The Literary Review: Issue 9

      Fiction       Page 1

New Horizons
by
Jeff French Segall

At 35,000 feet above the Caribbean the sky has thickened with heavy cumulus clouds. We fly into them. Wind begins to rock the plane left and right. A sudden downdraft drops us a couple of hundred feet. I hear moaning and look up to scan the aisle. Two elderly women are desperately fingering their rosary beads as they chant in Spanish, but I feel no anxiety, just a tickling sensation in my stomach as the plane seems to leap and then fall, then rise again. 

I am 19 years old and this is the first time I have ever flown. I look out the window of the Panagra jet as we head toward Panama. It is a summer of firsts: I will be spending three months working on a ship until the fall when I return to my college studies, my home, and, oh yes, my parents’ suffocatingly constrained box of rooms and rules.

An abrupt drop and a shriek from a terrified passenger pulls me from my thoughts and that tickling sensation brings forth a laugh, not loud, not boisterous but loud enough to attract unwelcome attention. I look at the women’s faces down the aisle—their eyes—eyebrows arched from fear of meeting God too soon. They stare back at me in silence, and in their silence they are screaming, “HEATHEN! HOW DARE YOU LAUGH! WE ARE SOON TO DIE!” I clamp my hand over my mouth and turn to look through the window and wonder at the sight of lightning zigzagging from cloud to cloud, illuminating momentarily the darkened stormy sky. And then, as gradually as we entered, we leave the cloud bank, the plane rising high above it. It levels off, the passengers are relaxing, and soon all I hear is the hum of the engines as our jet slices through the air toward our destination. 
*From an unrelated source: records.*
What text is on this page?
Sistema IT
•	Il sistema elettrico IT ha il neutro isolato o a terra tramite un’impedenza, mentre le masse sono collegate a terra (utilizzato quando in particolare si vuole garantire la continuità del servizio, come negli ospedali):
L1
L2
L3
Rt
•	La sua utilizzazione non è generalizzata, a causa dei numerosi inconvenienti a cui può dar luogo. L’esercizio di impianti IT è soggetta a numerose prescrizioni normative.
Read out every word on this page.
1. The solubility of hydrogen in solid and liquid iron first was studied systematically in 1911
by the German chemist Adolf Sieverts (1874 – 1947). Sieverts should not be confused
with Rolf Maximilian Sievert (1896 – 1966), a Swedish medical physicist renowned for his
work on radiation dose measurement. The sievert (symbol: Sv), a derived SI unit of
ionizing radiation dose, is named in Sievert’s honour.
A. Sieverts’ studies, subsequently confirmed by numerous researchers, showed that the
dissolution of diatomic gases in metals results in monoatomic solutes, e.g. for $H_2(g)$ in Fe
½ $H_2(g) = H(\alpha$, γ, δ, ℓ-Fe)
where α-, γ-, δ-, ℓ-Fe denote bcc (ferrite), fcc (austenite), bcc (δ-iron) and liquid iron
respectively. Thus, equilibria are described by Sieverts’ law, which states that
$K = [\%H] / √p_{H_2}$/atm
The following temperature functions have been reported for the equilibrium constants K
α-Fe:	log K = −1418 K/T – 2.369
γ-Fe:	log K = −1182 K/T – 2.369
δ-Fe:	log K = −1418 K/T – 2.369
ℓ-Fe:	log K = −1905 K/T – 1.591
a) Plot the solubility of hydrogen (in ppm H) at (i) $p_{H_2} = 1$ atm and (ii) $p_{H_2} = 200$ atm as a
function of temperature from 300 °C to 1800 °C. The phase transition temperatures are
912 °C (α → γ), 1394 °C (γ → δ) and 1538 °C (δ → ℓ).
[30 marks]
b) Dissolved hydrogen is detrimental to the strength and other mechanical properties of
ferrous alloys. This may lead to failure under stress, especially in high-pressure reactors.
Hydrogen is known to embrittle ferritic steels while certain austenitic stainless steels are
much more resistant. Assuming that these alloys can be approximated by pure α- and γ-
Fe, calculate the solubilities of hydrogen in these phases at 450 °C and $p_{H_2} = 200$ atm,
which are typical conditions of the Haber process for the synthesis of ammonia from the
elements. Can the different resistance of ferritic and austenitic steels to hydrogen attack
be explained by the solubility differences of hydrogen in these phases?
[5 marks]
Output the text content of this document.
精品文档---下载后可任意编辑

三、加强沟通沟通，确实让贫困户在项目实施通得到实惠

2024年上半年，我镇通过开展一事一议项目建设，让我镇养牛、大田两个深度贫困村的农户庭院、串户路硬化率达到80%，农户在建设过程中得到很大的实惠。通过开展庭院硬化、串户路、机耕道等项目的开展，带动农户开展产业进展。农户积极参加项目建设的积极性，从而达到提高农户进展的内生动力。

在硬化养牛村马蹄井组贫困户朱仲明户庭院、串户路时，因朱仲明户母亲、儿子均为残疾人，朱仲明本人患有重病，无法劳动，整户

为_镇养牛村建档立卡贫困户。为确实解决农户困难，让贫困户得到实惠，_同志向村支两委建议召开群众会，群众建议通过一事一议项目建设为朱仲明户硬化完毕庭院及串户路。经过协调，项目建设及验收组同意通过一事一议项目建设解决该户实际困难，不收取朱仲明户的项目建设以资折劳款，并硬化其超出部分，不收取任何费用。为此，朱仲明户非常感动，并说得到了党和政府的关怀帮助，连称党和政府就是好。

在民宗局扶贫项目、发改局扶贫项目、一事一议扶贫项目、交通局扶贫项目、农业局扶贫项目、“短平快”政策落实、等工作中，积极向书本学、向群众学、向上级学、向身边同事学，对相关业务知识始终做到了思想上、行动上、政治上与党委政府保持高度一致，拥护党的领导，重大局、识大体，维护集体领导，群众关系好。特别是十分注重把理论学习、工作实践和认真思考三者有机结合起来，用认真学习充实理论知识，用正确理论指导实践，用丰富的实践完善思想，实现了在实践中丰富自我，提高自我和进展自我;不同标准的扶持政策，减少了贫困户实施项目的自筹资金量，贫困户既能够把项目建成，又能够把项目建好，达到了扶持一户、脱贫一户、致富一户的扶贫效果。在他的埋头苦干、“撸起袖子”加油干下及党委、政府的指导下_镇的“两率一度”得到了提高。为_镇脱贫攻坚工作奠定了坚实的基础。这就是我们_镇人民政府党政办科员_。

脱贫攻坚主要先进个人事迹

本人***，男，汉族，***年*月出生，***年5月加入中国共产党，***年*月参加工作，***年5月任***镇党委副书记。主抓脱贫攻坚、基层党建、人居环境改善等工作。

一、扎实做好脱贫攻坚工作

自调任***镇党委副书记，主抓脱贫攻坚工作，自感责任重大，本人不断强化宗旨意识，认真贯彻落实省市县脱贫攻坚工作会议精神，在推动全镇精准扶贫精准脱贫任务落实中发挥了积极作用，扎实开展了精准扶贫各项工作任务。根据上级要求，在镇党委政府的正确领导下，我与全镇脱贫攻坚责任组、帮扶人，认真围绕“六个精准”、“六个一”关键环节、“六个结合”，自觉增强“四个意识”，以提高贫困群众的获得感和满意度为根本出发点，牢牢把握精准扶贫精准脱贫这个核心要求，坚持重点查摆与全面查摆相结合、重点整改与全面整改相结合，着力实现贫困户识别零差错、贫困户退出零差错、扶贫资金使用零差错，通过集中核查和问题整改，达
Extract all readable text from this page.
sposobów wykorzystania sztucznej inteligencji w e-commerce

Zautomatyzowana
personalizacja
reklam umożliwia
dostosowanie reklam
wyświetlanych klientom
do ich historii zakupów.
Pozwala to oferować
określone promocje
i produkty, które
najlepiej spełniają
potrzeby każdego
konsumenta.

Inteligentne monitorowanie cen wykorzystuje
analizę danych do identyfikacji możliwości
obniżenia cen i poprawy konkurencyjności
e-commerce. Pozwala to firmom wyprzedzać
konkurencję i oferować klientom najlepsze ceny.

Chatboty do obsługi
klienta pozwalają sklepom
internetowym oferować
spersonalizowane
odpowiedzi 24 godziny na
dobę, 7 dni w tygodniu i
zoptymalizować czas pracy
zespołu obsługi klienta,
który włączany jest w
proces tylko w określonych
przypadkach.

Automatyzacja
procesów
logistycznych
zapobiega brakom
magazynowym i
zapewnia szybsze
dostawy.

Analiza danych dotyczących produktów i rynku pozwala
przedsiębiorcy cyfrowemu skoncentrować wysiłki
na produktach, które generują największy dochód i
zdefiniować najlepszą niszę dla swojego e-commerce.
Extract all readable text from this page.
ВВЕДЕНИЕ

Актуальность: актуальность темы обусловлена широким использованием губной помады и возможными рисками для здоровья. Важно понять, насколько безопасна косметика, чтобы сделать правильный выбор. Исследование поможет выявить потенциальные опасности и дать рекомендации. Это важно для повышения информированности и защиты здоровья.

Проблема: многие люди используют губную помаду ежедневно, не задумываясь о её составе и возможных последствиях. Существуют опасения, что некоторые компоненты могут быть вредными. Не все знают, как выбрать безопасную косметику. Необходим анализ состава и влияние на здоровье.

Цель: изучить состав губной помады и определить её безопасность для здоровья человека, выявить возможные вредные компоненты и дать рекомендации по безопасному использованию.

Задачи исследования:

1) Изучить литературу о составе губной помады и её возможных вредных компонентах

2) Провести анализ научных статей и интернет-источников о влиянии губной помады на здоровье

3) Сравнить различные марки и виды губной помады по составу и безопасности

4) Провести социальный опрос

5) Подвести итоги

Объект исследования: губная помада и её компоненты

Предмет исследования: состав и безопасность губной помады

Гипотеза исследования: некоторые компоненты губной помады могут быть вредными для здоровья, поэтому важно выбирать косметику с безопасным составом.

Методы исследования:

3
An elderly couple sits to my left. The man asks me where I’m from. I reply New York. He says they’re from Peru. He asks me my name and, hearing it, he nods and in a hushed tone asks if I’m Jewish. I tell him yes, but not practicing. I’m actually an atheist but I don’t tell him that. He whispers, “We are survivors of the war.” He soon invites me to visit them in their Miraflores apartment, on the outskirts of Lima. He warns me though that he doesn’t talk about their religion where they live. He fears awakening nascent hostilities. I tell him in New York we don’t live that way. We mix with everybody. Yeah, there are some jerks, but mostly it’s safe and OK to say you’re Jewish in New York. In Lima, no, he answers. It’s like they’re in a little box, he says, and to stay safe they have to be very, very careful who they let into their box. They dare not do so. It would be far too dangerous. 

The plane finally lands in Panama. As we say our goodbyes, they give me their address to visit if possible. I hope to. I want to see what their box feels like.